Late to the Party
The realization that my generation's cultural output is nothing, but pastiche is existentially depressing.
We arrived at the party late, after everyone cool already left.
We had the scenes. I drank cheap beer at backyard punk shows with mohawked derelicts who collected vintage Star Wars action figures. I hit up all the goth clubs spinning Bauhaus and Siouxsie. But it was never my party. It was performative. The studs, black lipstick, ripped shirts didn’t belong to us, we just wore them as a costume. Ghosts of the past haunting our future.
My generation never found itself.
The cultural critic and philosopher Mark Fisher wrote extensively about Hauntology and the idea he referred to as The Slow Cancelation of our Future.
The future is dead.
The futures we expected never happened. We can no longer imagine a future in the same way previous generations imagined one so we revert to ever sterilized versions of futures imagined in the past.
We are twenty-one years into the 21st Century but culturally we are trapped in a nostalgic pastiche of the 20th. Our current seems incapable of articulating the present. Everything is referential to the ghosts of the past. Our social and political commentary is trapped in the mystified history of World War II seen understood through the lens of superhero movies and Tarantino infantilism. Endless performative stupidity.
We live in a state of dyschronia, a disoriented, out-of-time sensation of vertigo. Bug World is main street Disneyland, a non-place of interchangeable Starbucks disguised as nostalgia. Remember Star Wars guys, how quaint, slap a Spider-Man on it! Boy oh boy the past is now, then, and forever. You too can have a childhood just like your father did, but this America is extra good 4k resolution.

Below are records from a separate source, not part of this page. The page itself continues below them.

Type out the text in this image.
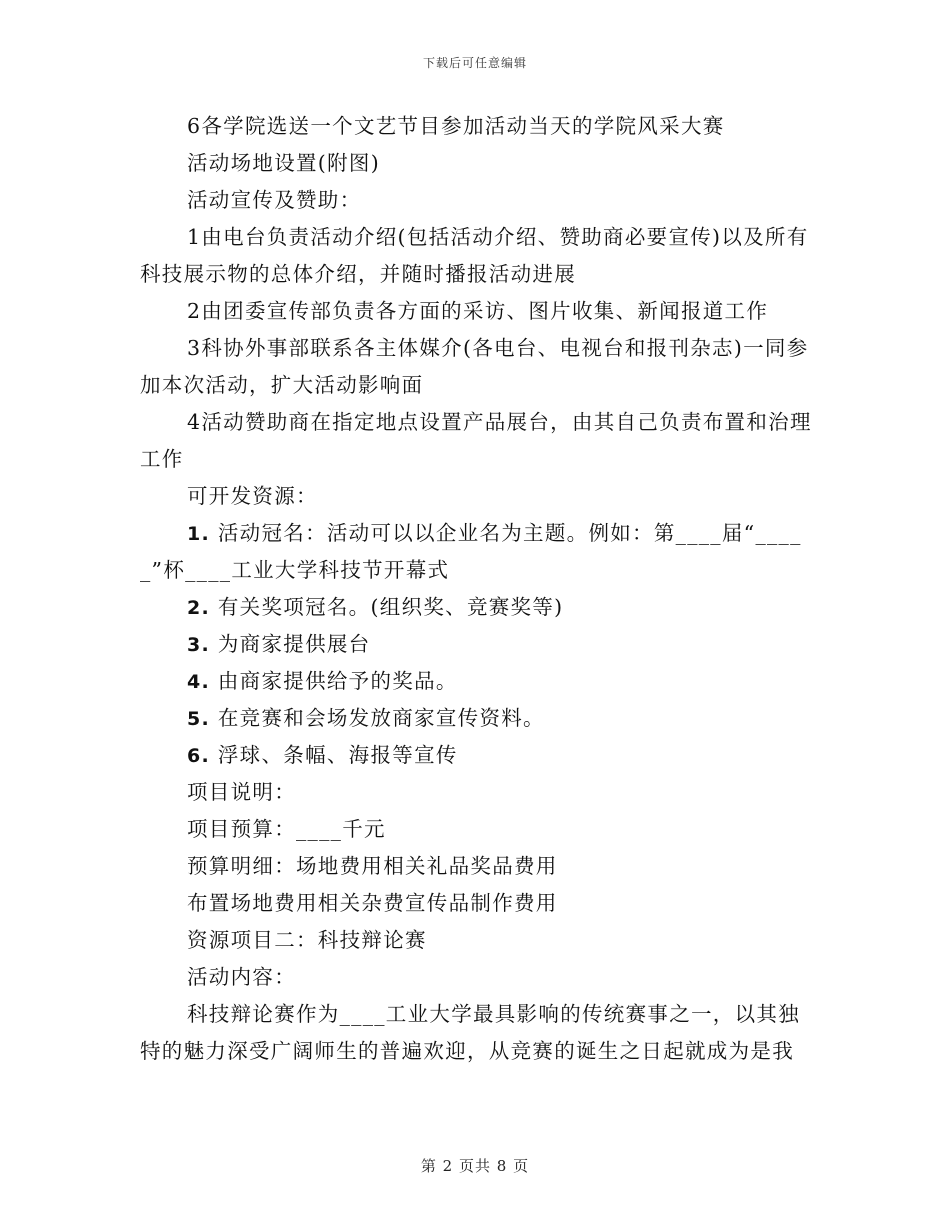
下载后可任意编辑
6各学院选送一个文艺节目参加活动当天的学院风采大赛
活动场地设置(附图)
活动宣传及赞助：
1由电台负责活动介绍(包括活动介绍、赞助商必要宣传)以及所有
科技展示物的总体介绍，并随时播报活动进展
2由团委宣传部负责各方面的采访、图片收集、新闻报道工作
3科协外事部联系各主体媒介(各电台、电视台和报刊杂志)一同参
加本次活动，扩大活动影响面
4活动赞助商在指定地点设置产品展台，由其自己负责布置和治理
工作
可开发资源：
1. 活动冠名：活动可以以企业名为主题。例如：第____届“____
_”杯____工业大学科技节开幕式
2. 有关奖项冠名。(组织奖、竞赛奖等)
3. 为商家提供展台
4. 由商家提供给予的奖品。
5. 在竞赛和会场发放商家宣传资料。
6. 浮球、条幅、海报等宣传
项目说明：
项目预算：____千元
预算明细：场地费用相关礼品奖品费用
布置场地费用相关杂费宣传品制作费用
资源项目二：科技辩论赛
活动内容：
科技辩论赛作为____工业大学最具影响的传统赛事之一，以其独
特的魅力深受广阔师生的普遍欢迎，从竞赛的诞生之日起就成为是我
第 2 页共 8 页
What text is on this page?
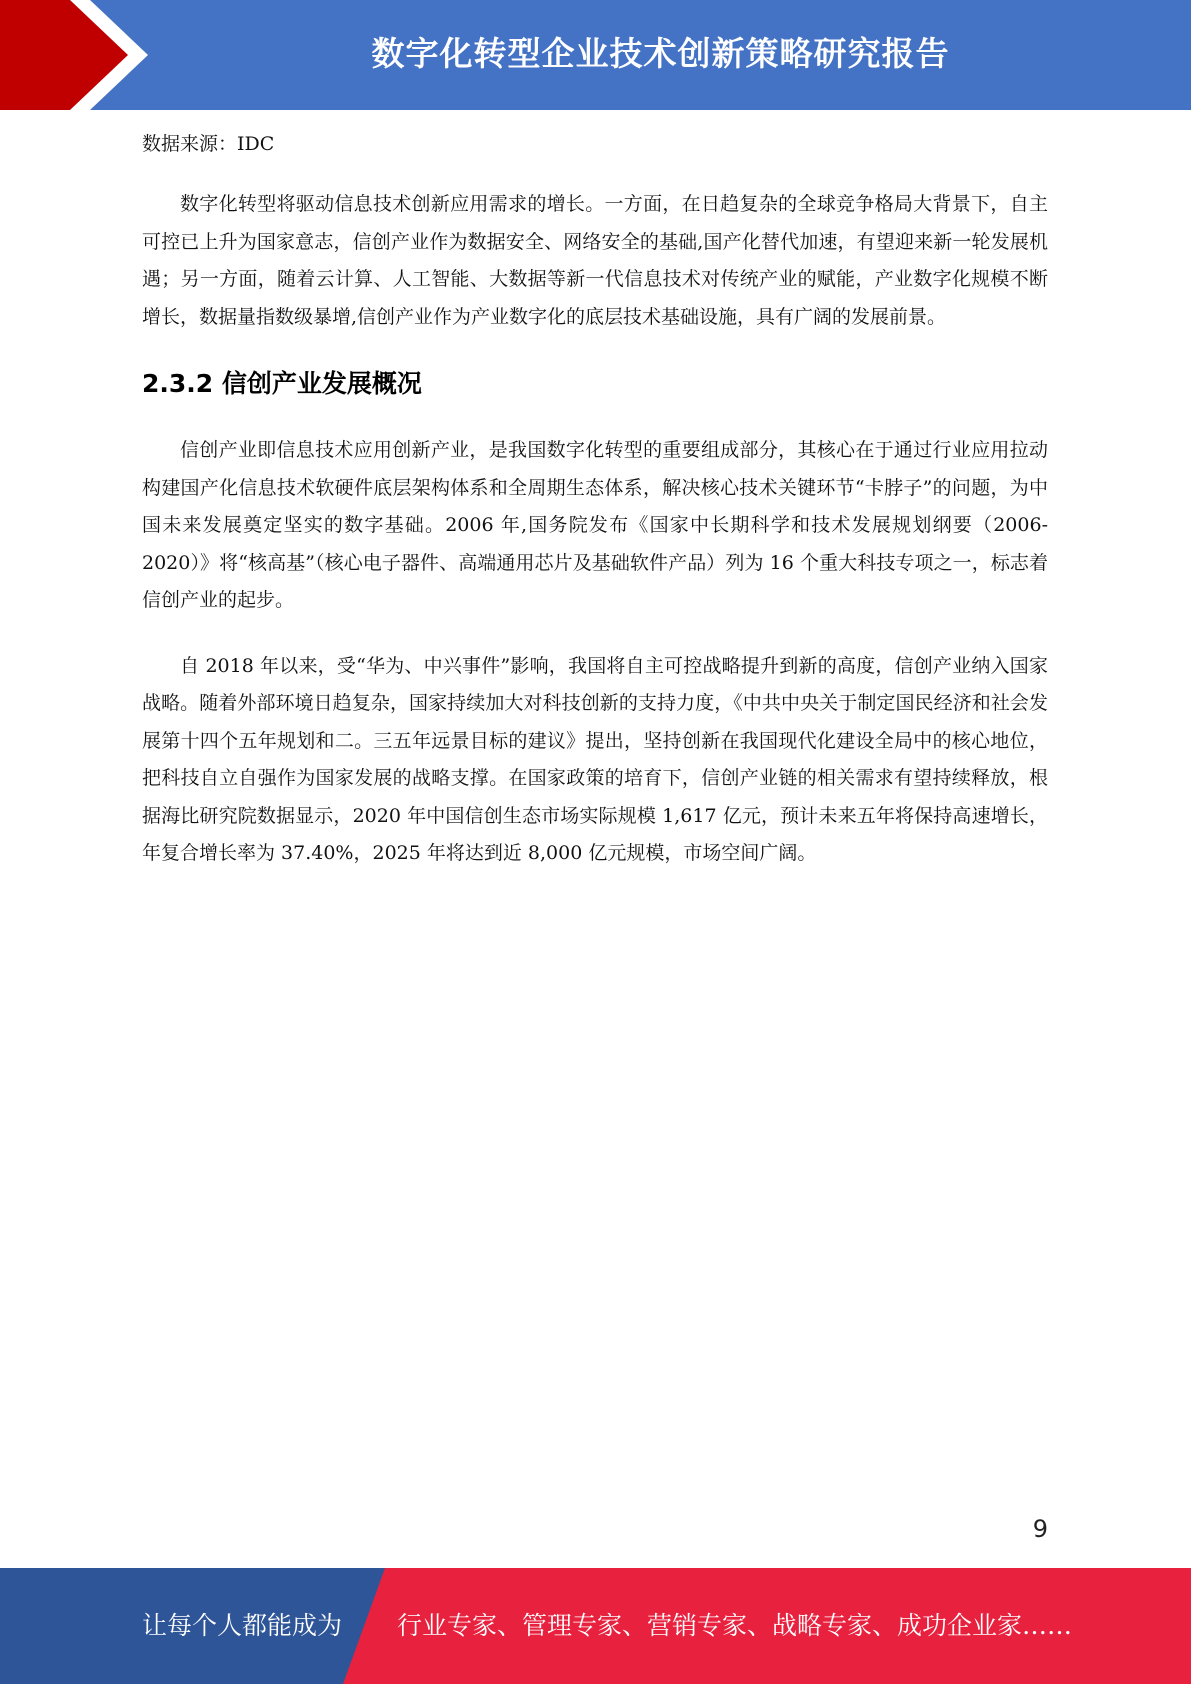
数字化转型企业技术创新策略研究报告

数据来源：IDC

数字化转型将驱动信息技术创新应用需求的增长。一方面，在日趋复杂的全球竞争格局大背景下，自主可控已上升为国家意志，信创产业作为数据安全、网络安全的基础,国产化替代加速，有望迎来新一轮发展机遇；另一方面，随着云计算、人工智能、大数据等新一代信息技术对传统产业的赋能，产业数字化规模不断增长，数据量指数级暴增,信创产业作为产业数字化的底层技术基础设施，具有广阔的发展前景。

2.3.2 信创产业发展概况

信创产业即信息技术应用创新产业，是我国数字化转型的重要组成部分，其核心在于通过行业应用拉动构建国产化信息技术软硬件底层架构体系和全周期生态体系，解决核心技术关键环节“卡脖子”的问题，为中国未来发展奠定坚实的数字基础。2006 年,国务院发布《国家中长期科学和技术发展规划纲要（2006-2020）》将“核高基”（核心电子器件、高端通用芯片及基础软件产品）列为 16 个重大科技专项之一，标志着信创产业的起步。

自 2018 年以来，受“华为、中兴事件”影响，我国将自主可控战略提升到新的高度，信创产业纳入国家战略。随着外部环境日趋复杂，国家持续加大对科技创新的支持力度，《中共中央关于制定国民经济和社会发展第十四个五年规划和二。三五年远景目标的建议》提出，坚持创新在我国现代化建设全局中的核心地位，把科技自立自强作为国家发展的战略支撑。在国家政策的培育下，信创产业链的相关需求有望持续释放，根据海比研究院数据显示，2020 年中国信创生态市场实际规模 1,617 亿元，预计未来五年将保持高速增长，年复合增长率为 37.40%，2025 年将达到近 8,000 亿元规模，市场空间广阔。

9
让每个人都能成为 行业专家、管理专家、营销专家、战略专家、成功企业家……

Invited to think of the futuristic, we will still come up with something like the music of Kraftwerk, even though this is now as antique as Glenn Miller’s big band jazz was when the German group began experimenting with synthesizers in the early 1970s.
Mark Fisher
Bug World is exhausting. Constant over-stimulation. Digital warfare on all the senses. Spiritual annihilation. Constant onslaught, constant insomnia, leaving you unable to self-reflect, unable to attain any measure of introspection.
Disconnected from the sacred, removed from the spiritual, all that remains is profane consumption, plastic nostalgia. Tear down the statues of our ancestors and raise in their stead plastic Funko figurines.
The truth is we failed. We were given the internet and instead of creating groundbreaking art or revolutionary culture we reverted into nostalgic infantilism. We turned our back on the future and retreated into a never-ending Comic-Con, cheering for children’s entertainment created before our parents were born. Endless remakes, endless re-imagining. We can’t imagine a future, so we just borrow previous versions. Bladerunner again, Dune again, Matrix again, endless Terminators, endless Alien’s.
The bugmen gape and cheer on the putrefying corpses portraying characters better forgotten, their decaying visage artificially de-aged by sinister techodemonic apparatuses.
Our culture is so decrepit that eighty-year-old Harrison Ford will be starring in the next Indiana Jones.
There’s an increasing sense that culture has lost the ability to grasp and articulate the present. Or it could be that, in one very important sense, there is no present to grasp and articulate any more.
Mark Fisher
We are haunted by the futures that never happened.
This party sucks. Let's go somewhere else.